After the old Scarsdale Lodge ceased to meet, Freemasonry in Chesterfield was in abeyance and remained so until a new Lodge, also called Scarsdale, was consecrated at the Star Inn at the bottom of Glumangate on 10th September 1856. A banquet was afterwards held at the Municipal Hall, later to become the Court House, on New Beetwell Street. It was extensively reported in both the Derbyshire Times and the Derbyshire Courier, the two accounts being almost identical. They can be consulted (on microfilm) in the Public Library. In 1861, the Lodge moved to The Angel next door, and continued to meet there for the next 16 years.

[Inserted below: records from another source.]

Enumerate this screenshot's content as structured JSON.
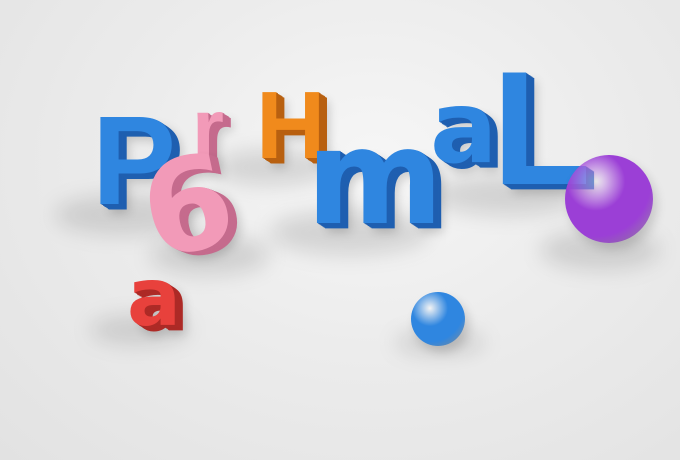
{
  "scene": {
    "background": "#ebebeb",
    "objects": [
      {
        "id": "letter-P",
        "kind": "glyph",
        "text": "P",
        "color": "#2f86e0",
        "depth": "#1f5fb0"
      },
      {
        "id": "letter-r",
        "kind": "glyph",
        "text": "r",
        "color": "#f29ab8",
        "depth": "#c56b8d"
      },
      {
        "id": "digit-6",
        "kind": "glyph",
        "text": "6",
        "color": "#f29ab8",
        "depth": "#c56b8d"
      },
      {
        "id": "letter-H",
        "kind": "glyph",
        "text": "H",
        "color": "#f08a1c",
        "depth": "#b86010"
      },
      {
        "id": "letter-m",
        "kind": "glyph",
        "text": "m",
        "color": "#2f86e0",
        "depth": "#1f5fb0"
      },
      {
        "id": "letter-a-blue",
        "kind": "glyph",
        "text": "a",
        "color": "#2f86e0",
        "depth": "#1f5fb0"
      },
      {
        "id": "letter-L",
        "kind": "glyph",
        "text": "L",
        "color": "#2f86e0",
        "depth": "#1f5fb0"
      },
      {
        "id": "letter-a-red",
        "kind": "glyph",
        "text": "a",
        "color": "#e8413c",
        "depth": "#ad2a26"
      },
      {
        "id": "sphere-purple",
        "kind": "sphere",
        "color": "#9b3fd6"
      },
      {
        "id": "sphere-blue",
        "kind": "sphere",
        "color": "#2f86e0"
      }
    ]
  }
}
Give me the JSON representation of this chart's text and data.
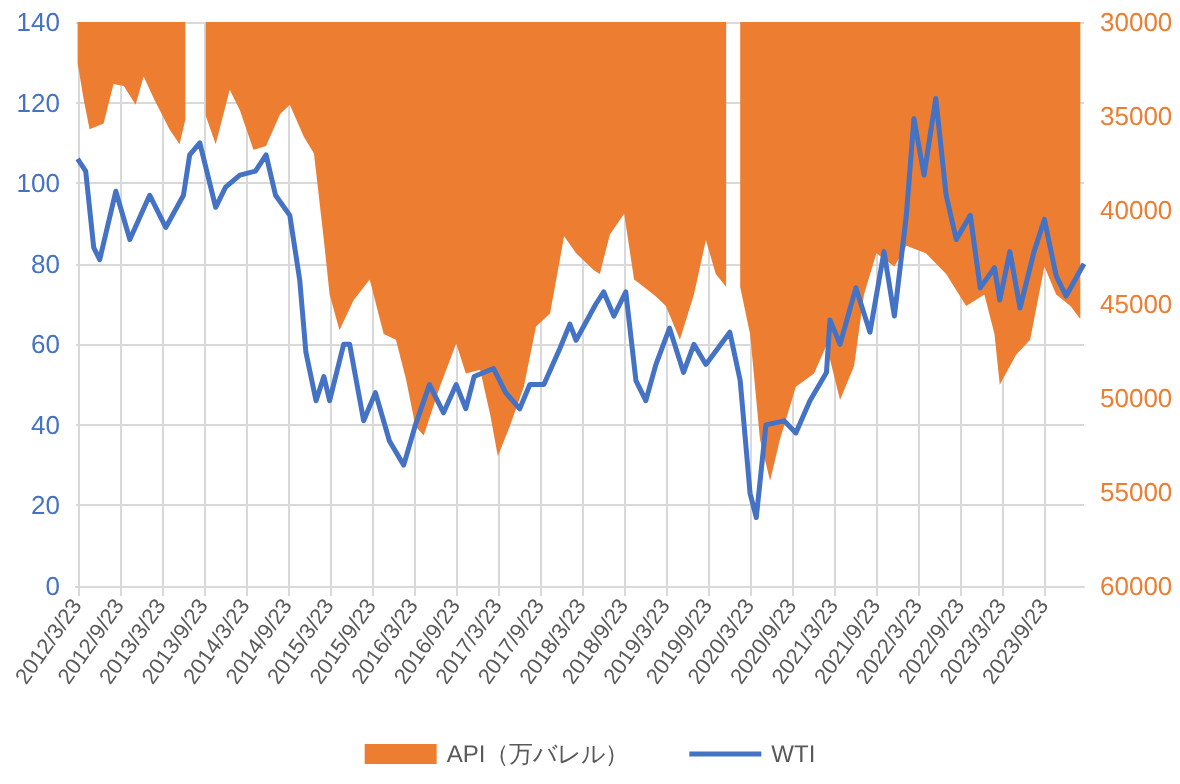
{
  "chart_data": {
    "type": "area",
    "xlim": [
      "2012-03-16",
      "2024-03-13"
    ],
    "xticks": [
      {
        "value": "2012-03-23",
        "label": "2012/3/23"
      },
      {
        "value": "2012-09-23",
        "label": "2012/9/23"
      },
      {
        "value": "2013-03-23",
        "label": "2013/3/23"
      },
      {
        "value": "2013-09-23",
        "label": "2013/9/23"
      },
      {
        "value": "2014-03-23",
        "label": "2014/3/23"
      },
      {
        "value": "2014-09-23",
        "label": "2014/9/23"
      },
      {
        "value": "2015-03-23",
        "label": "2015/3/23"
      },
      {
        "value": "2015-09-23",
        "label": "2015/9/23"
      },
      {
        "value": "2016-03-23",
        "label": "2016/3/23"
      },
      {
        "value": "2016-09-23",
        "label": "2016/9/23"
      },
      {
        "value": "2017-03-23",
        "label": "2017/3/23"
      },
      {
        "value": "2017-09-23",
        "label": "2017/9/23"
      },
      {
        "value": "2018-03-23",
        "label": "2018/3/23"
      },
      {
        "value": "2018-09-23",
        "label": "2018/9/23"
      },
      {
        "value": "2019-03-23",
        "label": "2019/3/23"
      },
      {
        "value": "2019-09-23",
        "label": "2019/9/23"
      },
      {
        "value": "2020-03-23",
        "label": "2020/3/23"
      },
      {
        "value": "2020-09-23",
        "label": "2020/9/23"
      },
      {
        "value": "2021-03-23",
        "label": "2021/3/23"
      },
      {
        "value": "2021-09-23",
        "label": "2021/9/23"
      },
      {
        "value": "2022-03-23",
        "label": "2022/3/23"
      },
      {
        "value": "2022-09-23",
        "label": "2022/9/23"
      },
      {
        "value": "2023-03-23",
        "label": "2023/3/23"
      },
      {
        "value": "2023-09-23",
        "label": "2023/9/23"
      }
    ],
    "ylim": [
      0,
      140
    ],
    "yticks": [
      0,
      20,
      40,
      60,
      80,
      100,
      120,
      140
    ],
    "y2lim": [
      60000,
      30000
    ],
    "y2ticks": [
      30000,
      35000,
      40000,
      45000,
      50000,
      55000,
      60000
    ],
    "grid": true,
    "legend": "bottom",
    "series": [
      {
        "name": "API（万バレル）",
        "axis": "y2",
        "color": "#ed7d31",
        "x": [
          "2012-03-23",
          "2012-04-18",
          "2012-05-14",
          "2012-07-14",
          "2012-08-26",
          "2012-10-10",
          "2012-11-30",
          "2013-01-04",
          "2013-02-18",
          "2013-04-26",
          "2013-06-09",
          "2013-07-04",
          "2013-08-10",
          "2013-09-05",
          "2013-10-01",
          "2013-11-13",
          "2014-01-13",
          "2014-02-26",
          "2014-04-26",
          "2014-06-20",
          "2014-08-20",
          "2014-10-01",
          "2014-12-01",
          "2015-01-14",
          "2015-02-26",
          "2015-03-23",
          "2015-05-05",
          "2015-07-05",
          "2015-09-13",
          "2015-11-13",
          "2016-01-05",
          "2016-02-18",
          "2016-03-30",
          "2016-05-05",
          "2016-07-14",
          "2016-09-23",
          "2016-11-04",
          "2017-01-05",
          "2017-02-18",
          "2017-03-23",
          "2017-05-14",
          "2017-07-14",
          "2017-09-05",
          "2017-11-05",
          "2018-01-05",
          "2018-02-26",
          "2018-05-14",
          "2018-06-09",
          "2018-07-23",
          "2018-09-23",
          "2018-11-05",
          "2018-12-18",
          "2019-02-08",
          "2019-03-23",
          "2019-05-23",
          "2019-07-23",
          "2019-09-13",
          "2019-10-26",
          "2019-12-10",
          "2020-01-04",
          "2020-02-09",
          "2020-03-23",
          "2020-05-05",
          "2020-06-18",
          "2020-07-31",
          "2020-10-08",
          "2020-12-26",
          "2021-02-18",
          "2021-04-18",
          "2021-06-18",
          "2021-07-31",
          "2021-09-23",
          "2021-12-10",
          "2022-01-31",
          "2022-04-26",
          "2022-07-23",
          "2022-10-18",
          "2023-01-05",
          "2023-02-18",
          "2023-03-13",
          "2023-05-23",
          "2023-07-23",
          "2023-09-23",
          "2023-11-13",
          "2024-01-14",
          "2024-02-26"
        ],
        "values": [
          32200,
          34100,
          35700,
          35400,
          33300,
          33400,
          34400,
          32900,
          34100,
          35700,
          36500,
          35200,
          null,
          null,
          35000,
          36500,
          33600,
          34700,
          36800,
          36600,
          34900,
          34400,
          36100,
          37000,
          41600,
          44500,
          46400,
          44800,
          43700,
          46600,
          46900,
          49000,
          51500,
          52000,
          49400,
          47100,
          48700,
          48500,
          50900,
          53100,
          51500,
          49400,
          46200,
          45500,
          41400,
          42300,
          43200,
          43400,
          41300,
          40200,
          43700,
          44100,
          44600,
          45100,
          46900,
          44500,
          41600,
          43400,
          44100,
          null,
          44100,
          46600,
          52200,
          54400,
          52200,
          49400,
          48700,
          47200,
          50100,
          48300,
          44500,
          42300,
          43000,
          41900,
          42300,
          43400,
          45100,
          44500,
          46600,
          49300,
          47700,
          46900,
          43000,
          44500,
          45100,
          45800
        ]
      },
      {
        "name": "WTI",
        "type": "line",
        "color": "#4472c4",
        "x": [
          "2012-03-23",
          "2012-04-27",
          "2012-06-01",
          "2012-06-27",
          "2012-09-05",
          "2012-11-05",
          "2013-01-30",
          "2013-04-10",
          "2013-06-26",
          "2013-07-23",
          "2013-09-05",
          "2013-11-13",
          "2013-12-26",
          "2014-02-26",
          "2014-05-05",
          "2014-06-20",
          "2014-07-31",
          "2014-10-01",
          "2014-11-13",
          "2014-12-10",
          "2015-01-23",
          "2015-02-26",
          "2015-03-23",
          "2015-05-23",
          "2015-06-18",
          "2015-08-18",
          "2015-10-08",
          "2015-12-08",
          "2016-02-08",
          "2016-03-30",
          "2016-05-30",
          "2016-07-30",
          "2016-09-23",
          "2016-11-04",
          "2016-12-10",
          "2017-03-04",
          "2017-04-26",
          "2017-06-26",
          "2017-08-09",
          "2017-10-09",
          "2017-12-18",
          "2018-01-30",
          "2018-02-26",
          "2018-05-23",
          "2018-06-26",
          "2018-08-09",
          "2018-09-30",
          "2018-11-13",
          "2018-12-26",
          "2019-02-08",
          "2019-04-08",
          "2019-06-08",
          "2019-07-23",
          "2019-09-13",
          "2019-12-26",
          "2020-02-09",
          "2020-03-23",
          "2020-04-19",
          "2020-05-31",
          "2020-08-18",
          "2020-10-08",
          "2020-12-08",
          "2021-02-18",
          "2021-03-05",
          "2021-04-18",
          "2021-06-26",
          "2021-08-26",
          "2021-10-26",
          "2021-12-10",
          "2022-01-31",
          "2022-03-05",
          "2022-04-18",
          "2022-06-08",
          "2022-07-23",
          "2022-09-05",
          "2022-11-05",
          "2022-12-18",
          "2023-02-18",
          "2023-03-13",
          "2023-04-26",
          "2023-06-09",
          "2023-08-09",
          "2023-09-23",
          "2023-11-13",
          "2023-12-26",
          "2024-03-13"
        ],
        "values": [
          106,
          103,
          84,
          81,
          98,
          86,
          97,
          89,
          97,
          107,
          110,
          94,
          99,
          102,
          103,
          107,
          97,
          92,
          76,
          58,
          46,
          52,
          46,
          60,
          60,
          41,
          48,
          36,
          30,
          40,
          50,
          43,
          50,
          44,
          52,
          54,
          48,
          44,
          50,
          50,
          59,
          65,
          61,
          70,
          73,
          67,
          73,
          51,
          46,
          55,
          64,
          53,
          60,
          55,
          63,
          51,
          23,
          17,
          40,
          41,
          38,
          46,
          53,
          66,
          60,
          74,
          63,
          83,
          67,
          92,
          116,
          102,
          121,
          97,
          86,
          92,
          74,
          79,
          71,
          83,
          69,
          83,
          91,
          77,
          72,
          80
        ]
      }
    ]
  }
}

In 1878 the North East Derbyshire Club was formed and built what is today the Masonic Hall in Chesterfield. Many founders of that Club were members of Scarsdale Lodge and so secured a lease of the upper floor as a Temple. Thereafter in the late 19th and early 20th centuries Freemasonry in Chesterfield expanded considerably. In 1890 Hardwick Lodge was formed; in 1904 Cavendish Lodge was formed; and in 1918 Cestrefeld Lodge was formed, the latter being chartered in 1919. In 1926 these Lodges purchased the Club premises and the whole building became the Masonic Hall.
Cestrefeld Lodge 3889
Between the end of the First World War and after the Second World War there was an upsurge in interest in Freemasonry. Cestrefeld, the new Lodge was a long time coming, but eventually in 1918 Cestrefeld Lodge was formed taking the name as the area was known to the ancient Saxons. Cestrefeld went from strength to strength, continuing to be the most active of lodges in the Provence, having installed its 100th master in November 2017.
It thrives on its reputation of being friendly and socially active, deeply supportive of the three tenets of freemasonry; brotherly love, relief and truth and is known for always extending a warm welcome to any visiting brother or potential candidate.